Are important entity types covered?
Are important relationship types covered?
Are entities deduplicated and correctly typed?
Are relationships directional and supported by evidence?
Do graph facts link to exact source chunks?
Are stale facts detected and handled?
Does graph retrieval improve context recall?
Does graph expansion add useful context without too much noise?
Are generated answers faithful to retrieved evidence?
Are permissions respected during retrieval and citation display?
Are graph updates covered by regression tests?

Summary

Knowledge graph evaluation should measure coverage, accuracy, and freshness.

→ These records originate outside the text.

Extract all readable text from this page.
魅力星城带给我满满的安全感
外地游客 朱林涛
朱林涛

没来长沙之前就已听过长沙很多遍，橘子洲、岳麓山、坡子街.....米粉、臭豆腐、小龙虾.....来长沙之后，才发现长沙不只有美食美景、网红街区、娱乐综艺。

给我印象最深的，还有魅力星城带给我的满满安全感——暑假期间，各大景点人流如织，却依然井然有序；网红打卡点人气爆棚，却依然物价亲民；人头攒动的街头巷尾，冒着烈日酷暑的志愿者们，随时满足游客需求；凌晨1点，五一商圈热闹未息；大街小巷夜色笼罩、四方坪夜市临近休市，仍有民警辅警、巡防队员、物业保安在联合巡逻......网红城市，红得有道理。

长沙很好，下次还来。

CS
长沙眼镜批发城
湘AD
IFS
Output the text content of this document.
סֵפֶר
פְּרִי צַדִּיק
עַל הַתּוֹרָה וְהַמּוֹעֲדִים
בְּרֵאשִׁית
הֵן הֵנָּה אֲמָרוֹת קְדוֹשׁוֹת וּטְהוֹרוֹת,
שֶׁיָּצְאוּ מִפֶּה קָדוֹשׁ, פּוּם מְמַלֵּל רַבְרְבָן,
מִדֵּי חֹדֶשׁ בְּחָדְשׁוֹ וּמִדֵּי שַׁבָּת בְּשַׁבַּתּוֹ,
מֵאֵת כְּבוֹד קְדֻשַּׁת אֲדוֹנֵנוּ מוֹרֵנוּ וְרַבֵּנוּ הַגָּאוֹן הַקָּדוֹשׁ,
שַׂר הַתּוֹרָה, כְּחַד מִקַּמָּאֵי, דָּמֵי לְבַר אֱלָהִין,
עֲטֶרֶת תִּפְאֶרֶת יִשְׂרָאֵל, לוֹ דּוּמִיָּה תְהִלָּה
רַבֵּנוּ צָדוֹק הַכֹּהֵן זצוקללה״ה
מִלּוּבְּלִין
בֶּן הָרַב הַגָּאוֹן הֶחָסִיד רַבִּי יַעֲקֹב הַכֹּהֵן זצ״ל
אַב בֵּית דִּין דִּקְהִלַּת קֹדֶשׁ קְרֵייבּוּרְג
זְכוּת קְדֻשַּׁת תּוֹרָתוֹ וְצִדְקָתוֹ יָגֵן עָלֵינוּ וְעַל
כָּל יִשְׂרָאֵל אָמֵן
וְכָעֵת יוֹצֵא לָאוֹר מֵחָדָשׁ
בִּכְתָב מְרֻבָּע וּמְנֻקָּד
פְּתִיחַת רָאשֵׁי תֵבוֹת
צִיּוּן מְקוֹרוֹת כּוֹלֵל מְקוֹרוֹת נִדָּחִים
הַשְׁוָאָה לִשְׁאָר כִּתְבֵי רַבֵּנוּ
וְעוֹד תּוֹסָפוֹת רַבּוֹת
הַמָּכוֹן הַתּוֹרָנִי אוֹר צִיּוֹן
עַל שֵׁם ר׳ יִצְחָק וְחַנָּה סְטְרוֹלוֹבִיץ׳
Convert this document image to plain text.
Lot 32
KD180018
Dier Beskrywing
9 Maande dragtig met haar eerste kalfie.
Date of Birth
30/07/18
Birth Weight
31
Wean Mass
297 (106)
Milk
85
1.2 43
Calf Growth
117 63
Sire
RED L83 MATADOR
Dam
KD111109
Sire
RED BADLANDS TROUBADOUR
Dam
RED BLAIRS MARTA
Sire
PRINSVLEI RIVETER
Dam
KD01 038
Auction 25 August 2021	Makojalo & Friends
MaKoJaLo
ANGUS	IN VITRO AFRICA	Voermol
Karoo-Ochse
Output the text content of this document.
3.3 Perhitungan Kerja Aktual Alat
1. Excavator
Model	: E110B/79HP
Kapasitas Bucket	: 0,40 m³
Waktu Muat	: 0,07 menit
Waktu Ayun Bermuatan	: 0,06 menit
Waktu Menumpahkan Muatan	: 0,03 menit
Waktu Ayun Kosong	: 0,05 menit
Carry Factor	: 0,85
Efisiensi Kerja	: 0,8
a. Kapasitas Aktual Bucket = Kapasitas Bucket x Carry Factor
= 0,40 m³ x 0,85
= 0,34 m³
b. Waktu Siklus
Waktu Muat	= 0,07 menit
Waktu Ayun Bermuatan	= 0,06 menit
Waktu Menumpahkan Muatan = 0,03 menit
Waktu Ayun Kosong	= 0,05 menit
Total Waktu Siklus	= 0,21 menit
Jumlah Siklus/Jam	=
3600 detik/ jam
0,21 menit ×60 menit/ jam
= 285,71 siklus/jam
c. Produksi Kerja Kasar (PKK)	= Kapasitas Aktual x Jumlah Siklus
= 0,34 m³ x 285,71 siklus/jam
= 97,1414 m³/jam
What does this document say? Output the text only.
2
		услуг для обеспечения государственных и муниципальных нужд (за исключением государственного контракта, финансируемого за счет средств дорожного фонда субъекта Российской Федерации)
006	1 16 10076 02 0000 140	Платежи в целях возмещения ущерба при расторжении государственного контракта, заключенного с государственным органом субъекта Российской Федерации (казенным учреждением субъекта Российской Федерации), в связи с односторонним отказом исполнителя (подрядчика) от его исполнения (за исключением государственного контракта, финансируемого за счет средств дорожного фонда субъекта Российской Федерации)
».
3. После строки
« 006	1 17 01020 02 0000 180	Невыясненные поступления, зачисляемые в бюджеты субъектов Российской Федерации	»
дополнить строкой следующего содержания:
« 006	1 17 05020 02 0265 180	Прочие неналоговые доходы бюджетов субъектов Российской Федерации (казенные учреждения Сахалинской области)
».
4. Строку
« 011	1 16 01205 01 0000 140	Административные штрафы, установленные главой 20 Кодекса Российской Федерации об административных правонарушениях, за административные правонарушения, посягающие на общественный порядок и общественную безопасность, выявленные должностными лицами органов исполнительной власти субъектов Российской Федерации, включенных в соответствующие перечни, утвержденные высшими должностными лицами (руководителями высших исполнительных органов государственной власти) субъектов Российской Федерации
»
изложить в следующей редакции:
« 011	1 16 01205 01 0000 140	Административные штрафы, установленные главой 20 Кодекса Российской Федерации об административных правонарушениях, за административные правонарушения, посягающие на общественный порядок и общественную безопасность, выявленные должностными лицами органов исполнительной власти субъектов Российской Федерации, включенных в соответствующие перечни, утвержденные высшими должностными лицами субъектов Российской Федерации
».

Coverage asks whether the graph contains the entities, relationships, and sources needed for real questions. Accuracy asks whether those facts are correct and supported. Freshness asks whether the graph still reflects current source data.

For GraphRAG and AI agents, the final test is whether the graph improves grounded answers: better retrieval, better citations, better relationship reasoning, and fewer unsupported claims.